Updated

More than 33 million Hispanics have watched professional football so far this season, making it the most-watched NFL season among Latinos. Professional football, not fútbol, delivered two of the most-watched professional sporting games in 2011 among Hispanics.

Generation Ñ

As a group, Hispanic children are growing faster than any other. History suggests today’s Latino kids eventually will become the parents of fully Americanized descendants whose only link to their cultural heritage is a surname, religious practice or holiday, said Hernán Ramírez, a sociologist at Florida State University who specializes in Hispanic assimilation tells the Tampa Tribune.

More and more NFL teams are courting the lucrative Latino market in attempt to tap into an aggressive and young fan base ready to shell out consumer dollars. Since Hispanic football fans spend nearly 15 hours engaged with the NFL each week during the regular season and because more Latinos watched the Super Bowl than the World Cup Final, it is easy to understand why the NFL’s strategic marketing efforts for this season’s big game should enable them to make unparalleled inroads with young Americans of Hispanic descent.

“There is a prevailing sense of ‘family’ in football,” said Pro Football Hall of Fame tackle Anthony Muñoz said in an interview with the web site USA Football. “You get that in the Hispanic community, and that’s what you want in a football team.”

According to the NFLHispanic.com, last year’s Super Bowl was the most watched TV program ever among Hispanics, averaging ten million Hispanic viewers.

Latino Influenced Super Bowls

The NFL played its first regular-season game outside the United States in 2005 and drew over 100,000 people in Mexico City. Over the last five years, the NFL has aggressively sought to connect with Hispanics, a fan base that is large and growing at rapid pitch. The 2011 season saw one of the most aggressive positioning strategies by NFL members as more than half of the teams celebrated Hispanic heritage events at various stadiums.

The NFL vamped its push towards U.S. Hispanics in recent years. Last year’s big game in Dallas offered a definitive Latino flair. According to the 2010 U.S. Census, Texas grew more than twice as fast as the nation, thanks largely to a surge among Mexican Hispanics. Dallas has the fifth largest U.S. Hispanic population that are from Mexican decent and over 1.5 million Mexicans in the Dallas–Fort Worth Metroplex are the third largest foreign born Mexican population in the U.S. per Metropolitan Statistical Areas.

There is a prevailing sense of ‘family’ in football. You get that in the Hispanic community, and that’s what you want in a football team.

— Anthony Muñoz, Pro Football Hall of Fame tackle

On one level, the choice to host the game in Dallas was rational--the weather is ideal, the atmosphere is fun and the tourist industry can accommodate the crowd. On another and most likely more influential level, the choice is strategic. What better way to captivate the Hispanic market than to bring the game to the famed Latino football hotspot?

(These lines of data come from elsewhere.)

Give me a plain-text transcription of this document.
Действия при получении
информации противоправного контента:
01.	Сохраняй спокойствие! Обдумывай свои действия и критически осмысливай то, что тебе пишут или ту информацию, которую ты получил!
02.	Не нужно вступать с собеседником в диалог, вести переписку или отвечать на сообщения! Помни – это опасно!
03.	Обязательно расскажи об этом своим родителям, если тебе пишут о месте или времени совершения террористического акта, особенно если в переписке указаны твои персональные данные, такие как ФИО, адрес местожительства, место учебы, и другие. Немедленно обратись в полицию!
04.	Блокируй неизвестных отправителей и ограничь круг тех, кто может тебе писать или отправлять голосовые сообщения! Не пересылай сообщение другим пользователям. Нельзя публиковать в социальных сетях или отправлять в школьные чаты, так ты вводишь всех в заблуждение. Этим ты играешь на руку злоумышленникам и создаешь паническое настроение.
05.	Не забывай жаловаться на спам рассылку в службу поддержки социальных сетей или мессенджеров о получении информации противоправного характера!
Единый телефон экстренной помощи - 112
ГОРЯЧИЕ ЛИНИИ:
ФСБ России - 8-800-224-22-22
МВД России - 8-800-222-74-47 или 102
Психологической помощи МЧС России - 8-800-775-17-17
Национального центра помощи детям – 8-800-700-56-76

In an interview with the Phoenix Business Journal, Victor Villalba, head of Spanish language broadcasting for the Dallas Cowboys, stated “most games are on Sunday, which meshes with traditional Latino family get-togethers and social gatherings.”

Super Bowl XLVI will showcase a full on attempt to captivate Hispanic audiences. The NFL is pushing its NFLHispanic.com website even more than ever. This site is designed as a tool to attract potential marketers to buy into their 360-degree platform approach to reach the Hispanic demographic. This approach allows brands to reach the segment at every angle from television, online, radio, print, calendar events to grass-roots efforts. Viewers can expect a markedly overt Hispanic overtone for this year’s championship game.

‘Show Me the Money’

The big push toward Hispanic consumers is in part due to the quality of fanship. Latinos tend to be ardent fans with strong home team convictions. High levels of extreme revelry coupled with abundant consumer dollars have motivated sports leagues to seriously re-evaluate their efforts toward the Hispanic population.

Hispanics in the United States tend to be predominantly male, on average younger that the non-Hispanic population, and tend to have higher viewership of sports. Marketing, advertising, and sponsorship dollars as well as innovative grassroots public relations initiatives have all been cultivated with the new target demographic in mind.

With the average cost for a 30-second commercial in the U.S. during the last World Cup costing $250,000 versus $3 million for the last Super bowl, professional football is an arena that marketers and media heavyweights are investing big in.

Carlos Vassallo is CEO of LatinVision Media, a New York-based media company, which will be hosting its 2012 Marketing to Latinos Conference Series  this spring in New York.  Richie Matthews a public relations executive, contributing columnist and speaker whose focus is how to leverage the power of online communities using social technology to build brands.